This follows a presentation by Moza Mabuza, deputy director-general of the Department of Mineral Resources (DMR) to South Africa’s parliament on November 16 in which he outlined elements of the proposed charter.

Baxter said many of the proposals were new and had not been discussed in previous meetings between the chamber and the DMR, the last being in October.

To date, the chamber has not seen the fine print of the new charter even though Mabuza promised it would be gazetted in the government gazette in December.

This would give the new charter currency and, were amendments to its over-arching legislation, the Minerals & Petroleum Resources Development Act (MPRDA) promulgated, elevate it to law.

James Lorimer, shadow mines minister and a DA member of parliament, confirmed mines minister Mosebenzi Zwane could with a swish of his pen give life to the new charter, but he said the chamber had recourse in law.

Peter Leon, an attorney with Herbert Smith Freehills, agreed: were there anything ultra vires in the charter – in other words unlawful – the chamber could apply to the court to have it set aside.

Baxter said the chamber was considering its rights in respect of the charter although he remained hopeful a meeting with the DMR would take place before the year-end, not least so that the issue of ownership targets could be settled.

“The chamber also has its declaratory order with the High Court that it can trigger so it has means; it is not the end of the road for the mining industry.
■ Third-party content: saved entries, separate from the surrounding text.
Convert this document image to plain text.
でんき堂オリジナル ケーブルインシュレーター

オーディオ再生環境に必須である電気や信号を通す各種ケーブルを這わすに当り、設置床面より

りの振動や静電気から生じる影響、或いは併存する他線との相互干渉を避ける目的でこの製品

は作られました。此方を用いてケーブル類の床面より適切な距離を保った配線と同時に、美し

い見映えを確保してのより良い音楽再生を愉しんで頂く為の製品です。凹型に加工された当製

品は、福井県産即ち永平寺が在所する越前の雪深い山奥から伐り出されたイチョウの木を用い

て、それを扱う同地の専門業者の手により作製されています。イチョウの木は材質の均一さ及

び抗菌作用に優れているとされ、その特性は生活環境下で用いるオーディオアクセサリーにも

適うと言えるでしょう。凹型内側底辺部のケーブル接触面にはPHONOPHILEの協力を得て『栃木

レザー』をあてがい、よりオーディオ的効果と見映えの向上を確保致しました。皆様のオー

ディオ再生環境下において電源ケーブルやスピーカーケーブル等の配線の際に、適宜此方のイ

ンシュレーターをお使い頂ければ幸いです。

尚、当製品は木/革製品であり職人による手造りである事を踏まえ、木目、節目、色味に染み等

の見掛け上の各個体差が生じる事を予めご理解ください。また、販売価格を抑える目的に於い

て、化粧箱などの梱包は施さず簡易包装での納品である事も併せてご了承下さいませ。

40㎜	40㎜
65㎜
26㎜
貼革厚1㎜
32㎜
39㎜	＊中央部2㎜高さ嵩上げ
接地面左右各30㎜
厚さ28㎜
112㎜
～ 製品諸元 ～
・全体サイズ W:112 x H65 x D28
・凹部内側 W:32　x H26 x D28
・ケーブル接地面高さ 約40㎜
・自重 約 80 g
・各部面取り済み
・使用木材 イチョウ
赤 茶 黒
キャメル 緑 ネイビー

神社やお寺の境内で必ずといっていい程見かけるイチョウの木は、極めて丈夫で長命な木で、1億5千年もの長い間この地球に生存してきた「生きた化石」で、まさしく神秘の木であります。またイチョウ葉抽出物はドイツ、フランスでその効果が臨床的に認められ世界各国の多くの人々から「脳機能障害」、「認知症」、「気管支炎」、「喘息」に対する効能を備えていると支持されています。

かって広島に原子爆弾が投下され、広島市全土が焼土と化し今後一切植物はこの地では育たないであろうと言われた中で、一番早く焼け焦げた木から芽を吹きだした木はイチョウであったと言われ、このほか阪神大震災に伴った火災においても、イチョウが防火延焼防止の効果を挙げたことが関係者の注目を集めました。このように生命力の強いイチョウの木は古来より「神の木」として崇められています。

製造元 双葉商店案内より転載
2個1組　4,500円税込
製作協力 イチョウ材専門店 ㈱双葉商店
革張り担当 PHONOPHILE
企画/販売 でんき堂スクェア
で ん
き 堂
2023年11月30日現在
But it is very unfortunate what’s happened,” said Leon.

Baxter put more meat on the bones of the chamber’s objections to the mining charter which fall generally on the issue of the once-empowered, always-empowered debate with the DMR believing mining companies must always keep current empowerment at the 26% ownership level.
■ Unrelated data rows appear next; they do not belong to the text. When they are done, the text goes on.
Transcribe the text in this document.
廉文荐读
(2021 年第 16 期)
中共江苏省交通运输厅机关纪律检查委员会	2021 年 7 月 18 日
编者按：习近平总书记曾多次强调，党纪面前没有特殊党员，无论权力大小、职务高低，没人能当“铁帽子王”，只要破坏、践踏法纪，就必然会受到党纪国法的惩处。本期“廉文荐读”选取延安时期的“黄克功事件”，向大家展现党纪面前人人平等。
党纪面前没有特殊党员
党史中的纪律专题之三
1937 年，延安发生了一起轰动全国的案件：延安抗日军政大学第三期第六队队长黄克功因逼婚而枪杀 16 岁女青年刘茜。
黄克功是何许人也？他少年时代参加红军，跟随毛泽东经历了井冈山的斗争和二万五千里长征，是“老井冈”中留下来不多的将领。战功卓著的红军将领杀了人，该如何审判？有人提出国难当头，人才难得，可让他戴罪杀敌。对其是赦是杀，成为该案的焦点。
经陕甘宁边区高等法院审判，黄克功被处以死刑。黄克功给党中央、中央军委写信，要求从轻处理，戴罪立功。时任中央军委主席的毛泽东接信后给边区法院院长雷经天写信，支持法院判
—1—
The other issue is to do with the formation of the Mining Transformation and Development Agency (MTDA), the provenance of which is unknown. “The chamber is concerned about its purpose, cost and oversight,” said Baxter on November 17.

In terms of a charter proposal, the MTDA will receive 40% of the R5bn the mining sector annually contributes towards human resources development which it will then deploy as it sees fit.
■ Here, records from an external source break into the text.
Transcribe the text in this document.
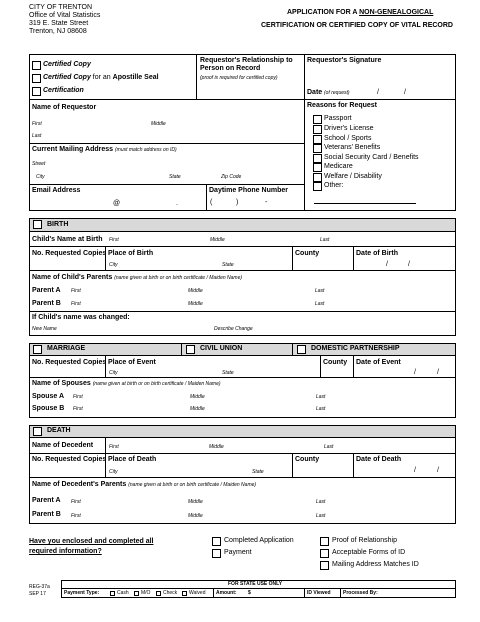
CITY OF TRENTON
Office of Vital Statistics
319 E. State Street
Trenton, NJ 08608
APPLICATION FOR A NON-GENEALOGICAL
CERTIFICATION OR CERTIFIED COPY OF VITAL RECORD
Certified Copy
Certified Copy for an Apostille Seal
Certification
Requestor's Relationship to
Person on Record
(proof is required for certified copy)
Requestor's Signature
Date (of request)	/	/
Name of Requestor
First	Middle
Last
Current Mailing Address (must match address on ID)
Street
City	State	Zip Code
Email Address
@	.
Daytime Phone Number
(	)	-
Reasons for Request
Passport
Driver's License
School / Sports
Veterans' Benefits
Social Security Card / Benefits
Medicare
Welfare / Disability
Other:
BIRTH
Child's Name at Birth First	Middle	Last
No. Requested Copies Place of Birth
City	State
County	Date of Birth
/	/
Name of Child's Parents (name given at birth or on birth certificate / Maiden Name)
Parent A First	Middle	Last
Parent B First	Middle	Last
If Child's name was changed:
New Name	Describe Change
MARRIAGE	CIVIL UNION	DOMESTIC PARTNERSHIP
No. Requested Copies Place of Event
City	State
County Date of Event
/	/
Name of Spouses (name given at birth or on birth certificate / Maiden Name)
Spouse A First	Middle	Last
Spouse B First	Middle	Last
DEATH
Name of Decedent	First	Middle	Last
No. Requested Copies Place of Death
City	State
County	Date of Death
/	/
Name of Decedent's Parents (name given at birth or on birth certificate / Maiden Name)
Parent A First	Middle	Last
Parent B First	Middle	Last
Have you enclosed and completed all
required information?
Completed Application
Payment
Proof of Relationship
Acceptable Forms of ID
Mailing Address Matches ID
REG-37a
SEP 17
FOR STATE USE ONLY
Payment Type:	Cash M/O	Check Waived Amount: $	ID Viewed Processed By:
In terms of new levies the charter seeks to impose, there will a 1% tax on the revenue of foreign suppliers which will also end in the coffers of the MTDA. Foreign suppliers would merely increase supply costs to defray the expense – a turn of events that would lower the competitiveness of the South African mining industry, Baxter said.

Further imposts are a 0.15% levy on revenue for research and development – applied irrespective of the size of the company or whether that company normally allocates such monies.

There are also highly refined and specific rules on how the mining industry should procure capital goods and consumables. For instance, a minimum of 30% of the total goods and services element threshold must be spent on sourcing South African manufactured goods and services from a minimum of 50% plus one share black-owned and controlled SMMEs.

A minimum of five percentage points of the total goods and services spend must be allocated to companies with a minimum of 50% plus a share black woman ownership and control and/or 50% plus one share youth ownership and control.

“The targets so definitive that it’s as if the mining sector is being made responsible for developing South Africa’s manufacturing base,” said Baxter.

“We don’t control who sets up shop here. We are concerned that were are being set up to fail. There was never a proper conversation about how this would be achieved. There is a strong sense of a straight-jacketing,” he said.

Leon said, however, that the creation of the MTDA – if proved to be a tax collection entity – would not be the DMR’s to create as this right belongs to the National Treasury.